As we finish the segment descending to Carson Saddle we see the remains of an old mining operation below surrounded by fireweed in bloom. The sun peeks out from behind the clouds and lights up the entire valley in golden light. It seems like it’s been a while since we had this kind of light, and it lifts our mood as we head off in search of a camp for the evening.
We stop at a stream and fill up on water, splash our faces and wash the dust off our bare legs. Refreshed we press on noticing at least seven tents camped fifty feet below the trail at the first marked spot in the data book. It looks too steep to climb down and, frankly, too crowded. As much as we enjoy meeting fellow hikers on the trail, what we really seek is solitude in nature, so we pass this by in hopes of finding a quieter spot to ourselves.
Less than half a mile further up the valley we find one of those perfect sites with a great view, a little protection and a good space for the tent. It’s all smiles as we take off our packs for the last time today.
All our aches and pains melt away as we admire the view and set up our camp for the evening. The nightly foot cleansing ensues.
The sun warms us as we clean up. I enjoy a cup of coffee, and we notice a small herd of our elk grazing down below. We are even rewarded with a proud, male dusky grouse who struts through camp with his tail feathers up, displaying his red neck patches to attract any females who may be interested in his company.
As the sun goes down, we enjoy a warm meal satisfied by another great day on the Colorado Trail.
Day 32 Stats
Starting Point: Spring Creek Pass Trailhead, mile 357.8
End Point: Trailside camp left of trail between streams, mile 376.6
Mileage: 18.8
Segments: 22 & 23
Date on Trail: August 1, 2018
This is a truly incredible journal you two have of your hike. The photos and descriptions are awesome! You need to turn it into an e-book afterwards and charge for it.
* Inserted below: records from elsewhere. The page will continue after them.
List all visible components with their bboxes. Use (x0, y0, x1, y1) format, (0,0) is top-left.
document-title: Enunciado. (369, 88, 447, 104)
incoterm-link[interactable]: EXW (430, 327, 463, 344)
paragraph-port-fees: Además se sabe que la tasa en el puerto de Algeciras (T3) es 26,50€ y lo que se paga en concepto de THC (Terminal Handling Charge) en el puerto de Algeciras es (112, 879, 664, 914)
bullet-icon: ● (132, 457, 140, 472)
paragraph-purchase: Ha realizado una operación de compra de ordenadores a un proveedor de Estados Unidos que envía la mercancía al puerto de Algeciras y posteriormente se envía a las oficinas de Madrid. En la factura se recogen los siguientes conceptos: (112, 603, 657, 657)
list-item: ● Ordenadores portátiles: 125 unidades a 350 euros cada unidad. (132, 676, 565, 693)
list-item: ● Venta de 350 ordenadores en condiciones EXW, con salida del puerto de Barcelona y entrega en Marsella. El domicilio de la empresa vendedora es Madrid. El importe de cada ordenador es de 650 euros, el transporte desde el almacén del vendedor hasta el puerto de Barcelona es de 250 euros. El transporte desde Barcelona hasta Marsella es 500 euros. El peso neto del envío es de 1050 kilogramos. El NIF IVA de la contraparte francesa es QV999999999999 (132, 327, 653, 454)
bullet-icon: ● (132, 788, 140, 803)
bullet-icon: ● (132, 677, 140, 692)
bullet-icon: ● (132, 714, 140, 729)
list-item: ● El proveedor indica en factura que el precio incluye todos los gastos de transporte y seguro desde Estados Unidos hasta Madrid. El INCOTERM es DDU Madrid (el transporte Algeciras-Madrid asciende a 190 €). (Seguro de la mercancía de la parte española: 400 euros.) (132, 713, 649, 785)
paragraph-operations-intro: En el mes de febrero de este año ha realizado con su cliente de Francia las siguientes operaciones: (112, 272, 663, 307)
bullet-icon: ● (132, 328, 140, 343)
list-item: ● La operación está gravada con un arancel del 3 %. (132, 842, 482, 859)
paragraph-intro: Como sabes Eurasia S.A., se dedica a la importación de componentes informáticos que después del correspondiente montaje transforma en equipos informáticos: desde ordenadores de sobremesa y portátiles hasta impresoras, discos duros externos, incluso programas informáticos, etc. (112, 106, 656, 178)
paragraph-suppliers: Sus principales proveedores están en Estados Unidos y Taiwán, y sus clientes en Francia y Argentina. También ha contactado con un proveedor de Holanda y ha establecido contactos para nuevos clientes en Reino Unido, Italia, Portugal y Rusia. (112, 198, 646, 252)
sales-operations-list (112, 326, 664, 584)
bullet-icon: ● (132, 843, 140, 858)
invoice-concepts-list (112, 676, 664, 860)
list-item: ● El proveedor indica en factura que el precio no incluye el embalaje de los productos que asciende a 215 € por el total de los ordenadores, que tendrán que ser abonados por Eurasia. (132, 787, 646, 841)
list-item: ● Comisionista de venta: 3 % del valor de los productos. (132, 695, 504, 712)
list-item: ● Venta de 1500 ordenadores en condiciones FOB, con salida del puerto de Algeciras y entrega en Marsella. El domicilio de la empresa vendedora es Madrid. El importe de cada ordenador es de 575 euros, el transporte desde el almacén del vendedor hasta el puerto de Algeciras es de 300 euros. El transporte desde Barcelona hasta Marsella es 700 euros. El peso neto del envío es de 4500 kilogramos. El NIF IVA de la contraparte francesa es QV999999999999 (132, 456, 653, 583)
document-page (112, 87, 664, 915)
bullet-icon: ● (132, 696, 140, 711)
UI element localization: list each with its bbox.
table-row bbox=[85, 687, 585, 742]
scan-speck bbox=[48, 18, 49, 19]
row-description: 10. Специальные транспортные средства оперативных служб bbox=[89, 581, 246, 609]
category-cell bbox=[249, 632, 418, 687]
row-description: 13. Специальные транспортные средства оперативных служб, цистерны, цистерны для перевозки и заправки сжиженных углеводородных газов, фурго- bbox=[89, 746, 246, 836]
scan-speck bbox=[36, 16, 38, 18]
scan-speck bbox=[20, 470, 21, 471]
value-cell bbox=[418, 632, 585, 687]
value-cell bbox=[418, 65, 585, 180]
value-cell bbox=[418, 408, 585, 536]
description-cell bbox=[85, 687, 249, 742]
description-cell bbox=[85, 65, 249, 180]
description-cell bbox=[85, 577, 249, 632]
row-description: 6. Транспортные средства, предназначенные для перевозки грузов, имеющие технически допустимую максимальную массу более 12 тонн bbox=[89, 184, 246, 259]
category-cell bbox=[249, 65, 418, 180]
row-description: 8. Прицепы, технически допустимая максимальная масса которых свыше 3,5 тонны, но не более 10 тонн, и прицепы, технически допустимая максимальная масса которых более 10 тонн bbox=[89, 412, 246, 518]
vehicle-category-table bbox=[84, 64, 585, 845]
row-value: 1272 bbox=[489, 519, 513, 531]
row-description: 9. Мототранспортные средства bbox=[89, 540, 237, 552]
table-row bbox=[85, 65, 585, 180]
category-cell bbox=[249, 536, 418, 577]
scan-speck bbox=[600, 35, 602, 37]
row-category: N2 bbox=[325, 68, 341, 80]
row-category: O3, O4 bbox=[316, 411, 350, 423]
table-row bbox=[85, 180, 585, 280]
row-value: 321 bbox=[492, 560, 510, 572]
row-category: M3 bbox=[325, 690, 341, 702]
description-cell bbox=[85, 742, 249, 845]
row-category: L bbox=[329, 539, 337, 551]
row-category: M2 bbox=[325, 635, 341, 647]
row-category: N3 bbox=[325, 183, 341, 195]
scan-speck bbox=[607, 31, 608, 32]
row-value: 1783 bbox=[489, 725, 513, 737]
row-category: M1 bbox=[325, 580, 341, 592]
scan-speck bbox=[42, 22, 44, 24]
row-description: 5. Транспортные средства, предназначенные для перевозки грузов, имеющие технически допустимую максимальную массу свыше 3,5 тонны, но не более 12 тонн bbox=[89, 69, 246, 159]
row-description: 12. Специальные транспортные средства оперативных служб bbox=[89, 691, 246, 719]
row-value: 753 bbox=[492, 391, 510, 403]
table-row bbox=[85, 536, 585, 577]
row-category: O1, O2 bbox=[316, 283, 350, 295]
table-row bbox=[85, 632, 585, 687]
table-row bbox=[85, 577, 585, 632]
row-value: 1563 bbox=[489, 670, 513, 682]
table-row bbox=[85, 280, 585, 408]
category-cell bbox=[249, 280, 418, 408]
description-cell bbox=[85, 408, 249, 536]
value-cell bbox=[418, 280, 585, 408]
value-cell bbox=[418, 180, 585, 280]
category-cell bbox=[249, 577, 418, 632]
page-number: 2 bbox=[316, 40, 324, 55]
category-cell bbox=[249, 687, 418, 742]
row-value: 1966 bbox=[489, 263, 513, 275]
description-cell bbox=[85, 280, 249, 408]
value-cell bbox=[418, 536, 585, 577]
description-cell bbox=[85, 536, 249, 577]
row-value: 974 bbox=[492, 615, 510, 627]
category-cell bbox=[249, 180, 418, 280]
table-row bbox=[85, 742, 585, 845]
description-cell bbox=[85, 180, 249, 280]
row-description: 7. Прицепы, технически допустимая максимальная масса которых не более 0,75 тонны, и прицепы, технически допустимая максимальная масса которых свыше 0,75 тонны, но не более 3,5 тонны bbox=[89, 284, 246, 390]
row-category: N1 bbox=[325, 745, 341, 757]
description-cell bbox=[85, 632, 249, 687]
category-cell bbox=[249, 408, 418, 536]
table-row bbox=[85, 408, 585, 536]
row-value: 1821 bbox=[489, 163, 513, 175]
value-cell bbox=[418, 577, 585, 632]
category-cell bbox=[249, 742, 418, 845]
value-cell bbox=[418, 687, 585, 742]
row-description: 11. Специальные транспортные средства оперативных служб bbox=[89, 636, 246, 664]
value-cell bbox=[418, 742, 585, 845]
I’ve never had the desire to hike the Appalachian or PCT, but the Colorado trail always seemed doable. Thanks for letting me travel vicariously.
Thanks, Jeff! We appreciate the compliment, but I think we may have to pay people to read it! The CT is definitely a nice introduction to thru-hiking, but it is a long way from you now. Nepal is ideal for trekking in October when your wife has her time off. It’s that of any interest to you?
Nepal is very much of interest for a trek. She only has one week off in October, but all of June and July. I remember you did a trek in northern India. What time of your did you do that one?
I grew up in Oklahoma only about 9 hours from Denver. Colorado is where I fell in love with the mountains.
How does the Colorado Trail compare difficulty wise to other treks you’ve done?
Nepal is best in May or October. We hiked there in July, and it wasn’t as rainy as we feared it would be. On the other hand, it was really cloudy and overcast, so we never really got to see the mountains, which was a shame. There were also leaches everywhere! Yuck!
We did two hikes in India. One was in Uttarakhand (near Nepal), which is best in June. The other was in Ladakh, where it is very arid and can be hiked in July. Both were great, but the altitude is crazy. We went over 16,000 foot passes almost every day!
The CT was relatively easy compared to a lot of the treks we have done. There were almost no parts of it that were out of my comfort zone. That’s my kind of trail!